Ryan Maloney grew up in the English soccer system and saw how important it was to develop youth players at a young age, with intensive training to go along with proper academic schooling.
After playing for the Bolton Wanderers FC, Maloney eventually moved to Daytona Beach and became a two-time All-American at Embry-Riddle, getting his undergraduate degree at the flight school in 2010.
But after living in the U.S. for a few years, he grew frustrated by what he felt was the lack of opportunities for young soccer players to train seriously at a high level. So together with some coaches and friends he knew, Maloney founded Professional Sports Pathways, a soccer and education school based in Palm Coast that opened in 2014.
Boasting on its website of top-notch coaches and superior training methods, PSP hopes to grab a foothold in the area. But after an Oct. 20 decision by the Flagler school board not to award PSP the right to run the Belle Terre Swim and Racquet Club, PSP’s stay in Flagler County was looking cloudy.
The board at that time did not choose either PSP or the Belle Terre Swim and Racquet Club Advisory Committee in its meeting (though it clearly leaned toward the advisory committee); instead, it gave the Club a January 19 deadline to increase membership, or risk closure.
Instead of waiting to hear if PSP would still be involved in some way with Belle Terre, Maloney and his team have moved on. He told FlaglerLive Thursday that PSP is in negotiations with a developer in Flagler County to build a new PSP campus from scratch, with the hopes of staying in the area long-term.
Maloney characterized the negotiations as “fairly far along, but not quite done yet,” and therefore he didn’t want to reveal where the new campus would be located.
There are currently 57 students enrolled at PSP, with the youngest children being in 3rd grade and the oldest in 10th grade. The school began last year with 45 students, and in their current location, in an old Wachovia Bank building in Palm Coast, they’re at full capacity.
Here’s how a typical day in the life of a PSP student goes: Parents drop students off around 8 a.m., and then students are bussed over to whichever fields the city has told PSP it can use (they’ve primarily been using Ralph Carter Park this year).
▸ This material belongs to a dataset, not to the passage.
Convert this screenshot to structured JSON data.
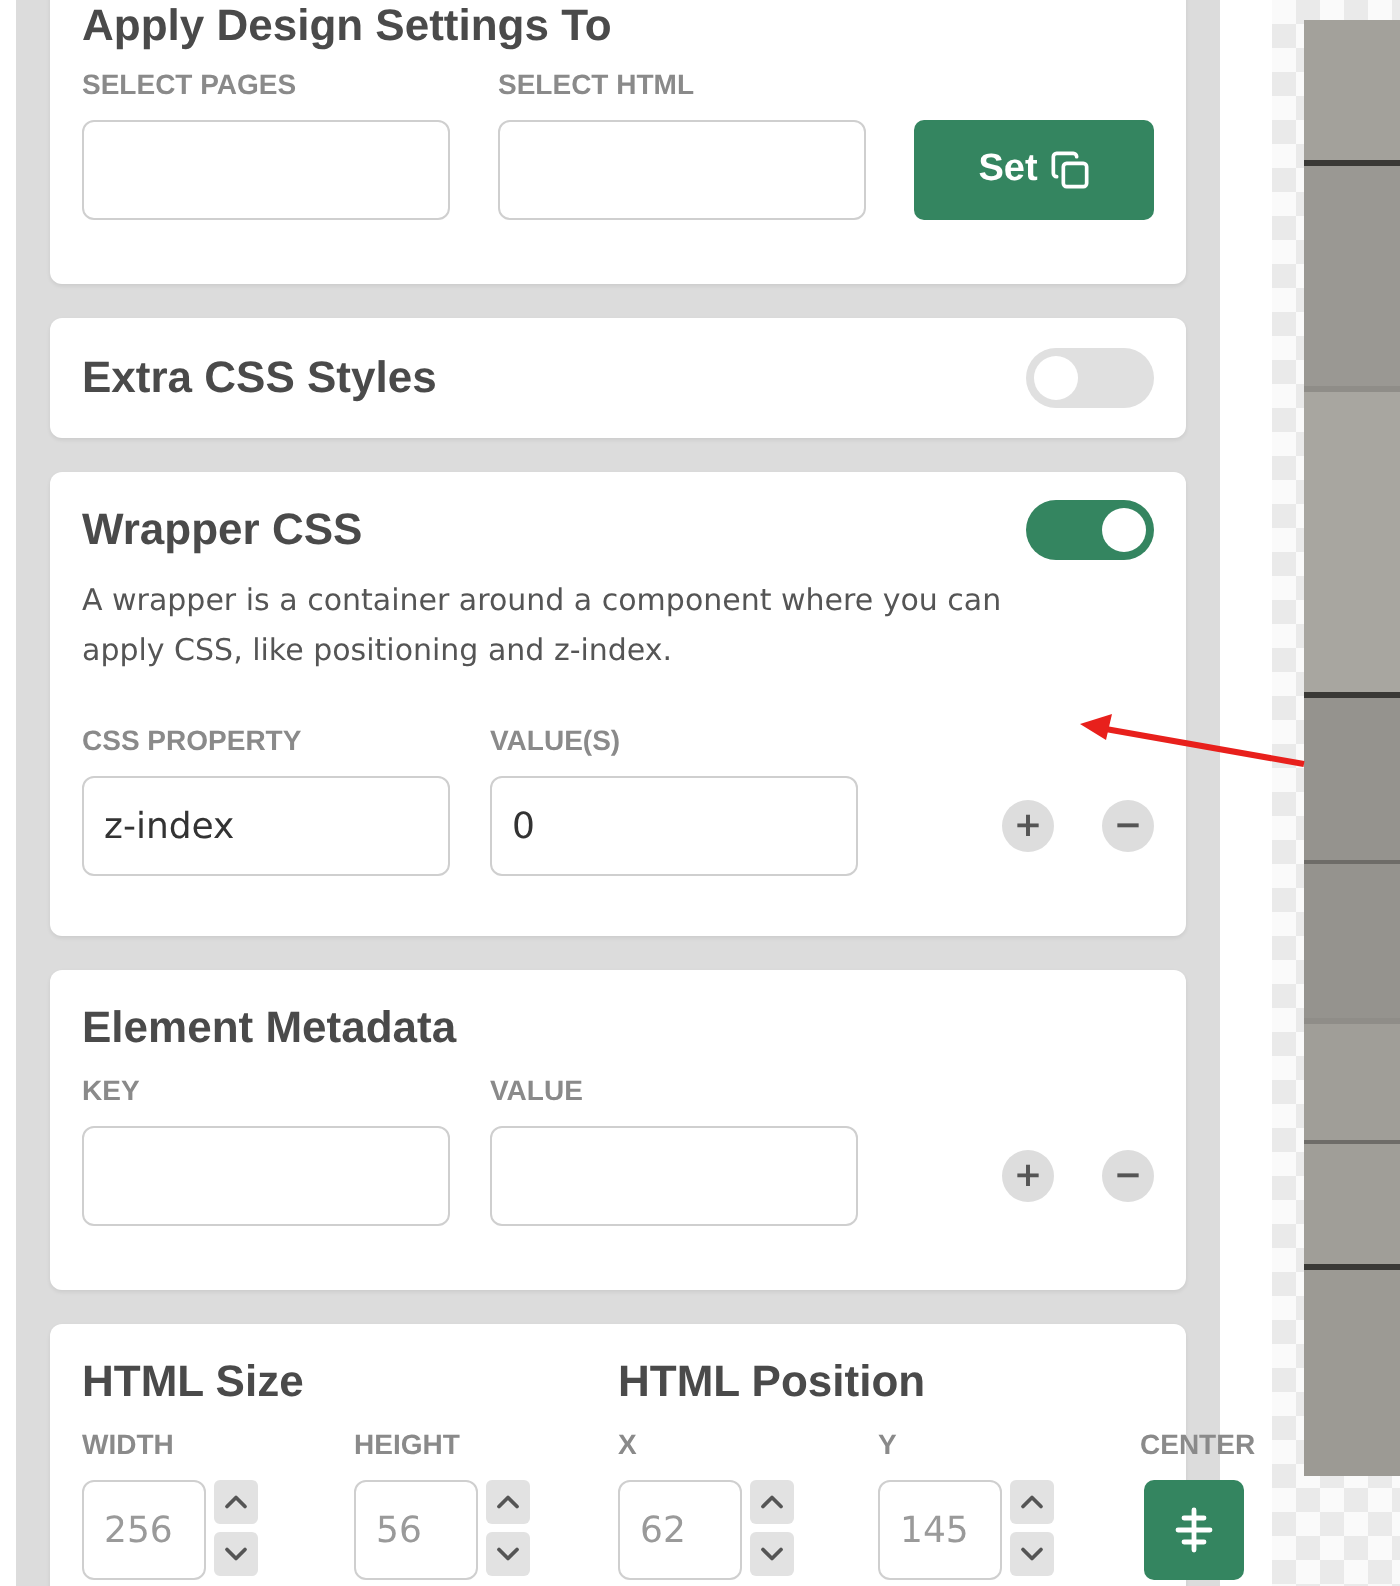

Between 8-10 a.m. the students get on-field instruction and training, mostly skill-set related and focusing on soccer drills and proper techniques. There are seven full-time coaches who work with the students every day, Maloney said.
At 10 a.m. students do an hour of strength training, along with speed and agility training. Sometimes that takes place on the field, while other times it’s in the gym or the pool, depending on facility availability.
Lunch is between 11-11:45 a.m., followed by four hours of schooling with the Florida Virtual School curriculum to conclude the day. PSP employs four full-time teachers, along with two volunteer teachers who help tutor PSP students, as well as two teaching assistants.
The classes are split up into a pair of two-hour “subject blocks.” Elementary age students are all in their own classroom and learn all subjects together as a traditional grade-school class would, with a full-time elementary teacher leading the way. Grades 6-10 aren’t in traditional classrooms, Maloney said.
“They might do an hour on FVS curriculum, and then have an appropriate lesson given them by one of our teachers,” Maloney said. “And we group the kids by ability, not just by age, so an advanced 7th-grader might be mixed with 8th-graders for certain subjects.”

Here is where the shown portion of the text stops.